Bundeskanzlerin Angela Merkel erhält in diesem Jahr die höchste hessische Auszeichnung, die Wilhelm-Leuschner-Medaille, die vor 50 Jahren vom damaligen Ministerpräsidenten Georg-August-Zinn im Gedenken an den Widerstandskämpfer Leuschner gestiftet wurde. Frau Merkel wird also im Jubiläumsjahr ausgezeichnet werden und man darf die nüchterne Frage stellen, warum?
Über die Verleihung entscheidet einzig und allein der Hessische Ministerpräsident. Volker Bouffier übt jedoch nicht nur dieses Amt aus, sondern ist zugleich stellvertretender Bundesvorsitzender der CDU, während die Preisträgerin nicht nur Kanzlerin, sondern auch CDU-Bundesvorsitzende ist. Es fehlt in der Hessischen Staatskanzlei offensichtlich an Fingerspitzengefühl, darin ein Problem zu sehen.
Die Leuschner-Medaille haben viele ehemalige Politikerinnen und Politiker erhalten. Mithin Personen, deren Lebensleistung mit etwas Abstand zur aktiven Tätigkeit bewertet werden konnte. Dieser zeitliche Abstand zum politischen Tagesgeschäft sorgte immer für eine gewisse Überparteilichkeit der Auszeichnung und für gewisse Objektivität in der Bewertung. Bundeskanzlerin Merkel ist im Amt und gedenkt wohl auch, im Amt zu bleiben. Mit ihrer Wahl wird damit die Verleihung der Leuschner-Medaille erstmals ins Zwielicht parteipolitischer Überlegungen gezogen.
Das verantwortet allein Ministerpräsident Bouffier und wird dem Ansehen der Leuschner-Medaille nicht gerecht.
Die Leuschner-Medaille hat ihren Ursprung in dem Gedanken, Frauen und Männer zu ehren, die sich dem Erbe des Widerstands gegen die Nazi-Diktatur verpflichtet fühlten. Diese Grundidee ist im Laufe der Jahrzehnte zunehmend verblasst. Aber nie soweit, dass allein die aktive Ausübung eines politischen Amtes die Auszeichnung rechtfertigt. In diesem Jahr soll aber genau das passieren. Die Kanzlerin erhält die Medaille, weil sie die Kanzlerin ist. Mehr Begründung braucht der Ministerpräsident nicht, auch wenn er pro forma von Verdiensten um die Deutsche Einheit spricht.

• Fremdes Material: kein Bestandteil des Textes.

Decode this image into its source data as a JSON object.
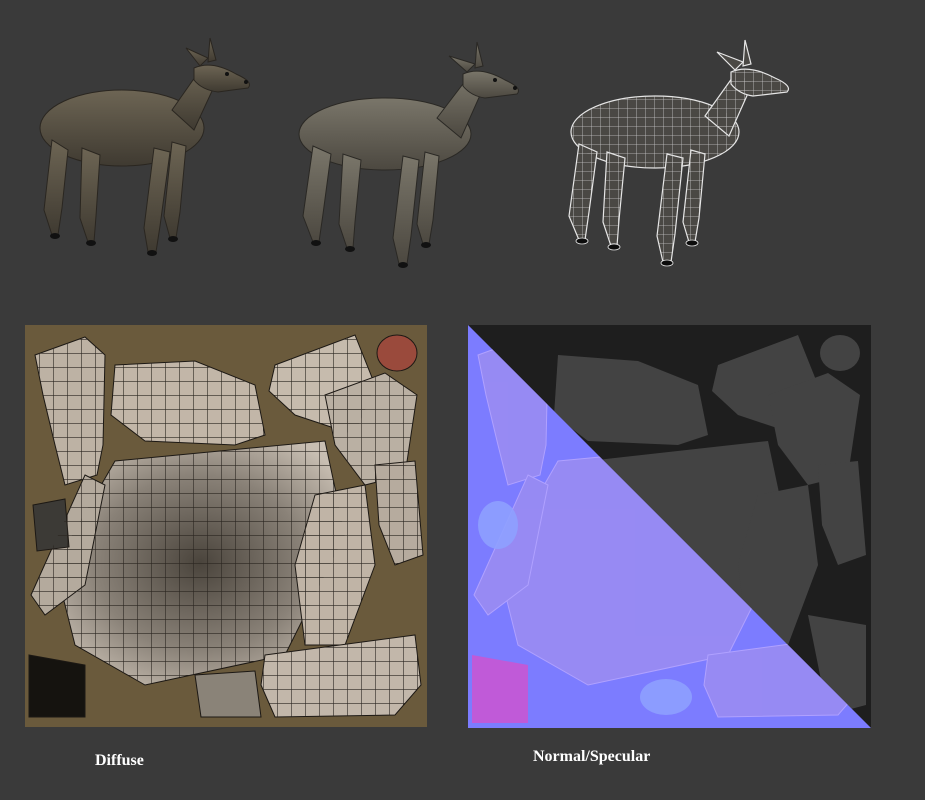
{
  "canvas": {
    "background": "#3a3a3a"
  },
  "models": [
    {
      "name": "deer-model-textured-dark",
      "style": "textured",
      "body_color": "#5a5244"
    },
    {
      "name": "deer-model-textured-grey",
      "style": "textured",
      "body_color": "#6a665c"
    },
    {
      "name": "deer-model-wireframe",
      "style": "wireframe",
      "body_color": "#4a4844"
    }
  ],
  "panels": {
    "diffuse": {
      "caption": "Diffuse",
      "background": "#6a5a3c",
      "island_color": "#b9aea2"
    },
    "normal_specular": {
      "caption": "Normal/Specular",
      "normal_color": "#7c7cff",
      "specular_color": "#1e1e1e"
    }
  }
}
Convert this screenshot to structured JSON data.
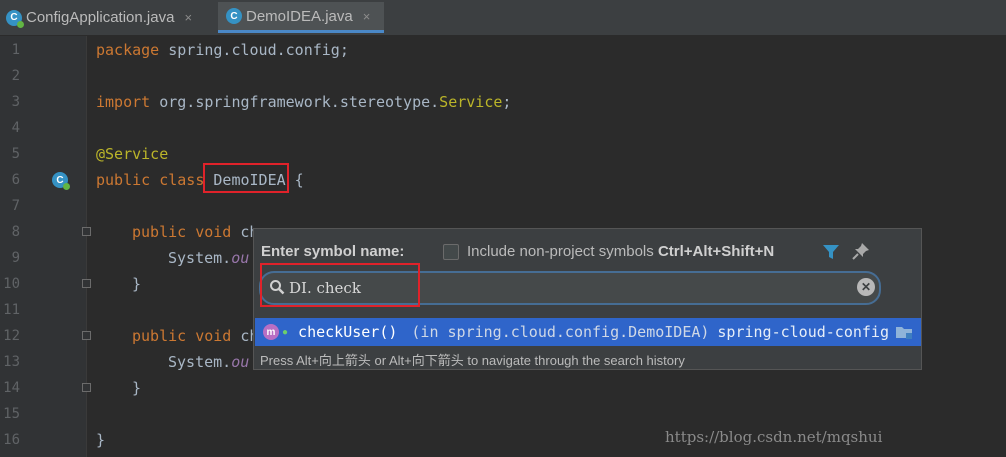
{
  "tabs": [
    {
      "label": "ConfigApplication.java",
      "close": "×",
      "icon": "spring-class-icon"
    },
    {
      "label": "DemoIDEA.java",
      "close": "×",
      "icon": "class-icon",
      "active": true
    }
  ],
  "line_numbers": [
    "1",
    "2",
    "3",
    "4",
    "5",
    "6",
    "7",
    "8",
    "9",
    "10",
    "11",
    "12",
    "13",
    "14",
    "15",
    "16"
  ],
  "code": {
    "l1_kw": "package",
    "l1_rest": " spring.cloud.config;",
    "l3_kw": "import",
    "l3_rest": " org.springframework.stereotype.",
    "l3_svc": "Service",
    "l3_end": ";",
    "l5_ann": "@Service",
    "l6_kw": "public class ",
    "l6_name": "DemoIDEA",
    "l6_end": " {",
    "l8_kw": "public void ",
    "l8_rest": "ch",
    "l9_a": "System.",
    "l9_b": "ou",
    "l10": "}",
    "l12_kw": "public void ",
    "l12_rest": "ch",
    "l13_a": "System.",
    "l13_b": "ou",
    "l14": "}",
    "l16": "}"
  },
  "popup": {
    "title": "Enter symbol name:",
    "checkbox_label": "Include non-project symbols",
    "shortcut": "Ctrl+Alt+Shift+N",
    "search_value": "DI. check",
    "result": {
      "name": "checkUser()",
      "location": "(in spring.cloud.config.DemoIDEA)",
      "module": "spring-cloud-config",
      "icon_letter": "m"
    },
    "hint": "Press Alt+向上箭头 or Alt+向下箭头 to navigate through the search history"
  },
  "watermark": "https://blog.csdn.net/mqshui",
  "colors": {
    "accent_red": "#e0222a",
    "selection": "#2f65ca",
    "keyword": "#cc7832"
  }
}
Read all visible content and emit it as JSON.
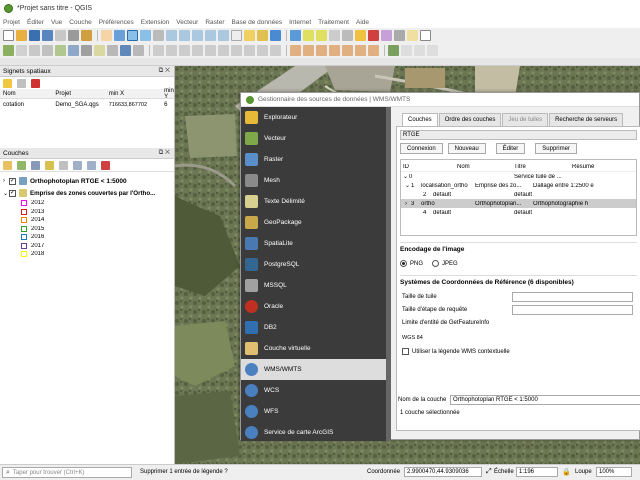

Zugrunde liegt dem Vorgang ein Staatsverständnis, dem in Hinblick auf die Trennung von Staat und Partei die Maßstäbe abhanden gekommen sind. Die CDU sieht sich in Hessen als die Staatspartei und im Bund auch. Der Vorgang passt ins Bild einer CDU, die reihenweise ihre Parteifreunde in den Ministerbüros mit Ausnahmegenehmigungen befördert und die vom Steuerzahler finanzierten Landesvertretungen in Berlin und Brüssel als parteipolitische Bühne missbraucht.
Und es deutet sich ja schon an, dass auch das traditionell überparteilich wahrgenommene Amt des Bundesratspräsidenten nach dem turnusgemäßen Wechsel nach Hessen den hessischen Ministerpräsidenten besonders schmücken soll. Die Feiern zum 25-jährigen Bestehen der deutschen Einheit sollten doch ein Freudenfest werden, keine eitle Selbstbespiegelung politischer Akteure, auch nicht des Bundesratspräsidenten. Aber schon der Auftakt zum Jubiläumsjahr, den die Verleihung der Leuschner-Medaille darstellt, zeigt: Es geht nicht ums Land, es geht in Wahrheit auch nicht um Frau Merkel, es geht um Volker Bouffier, der sich im Lichte geliehener Prominenz sonnen will.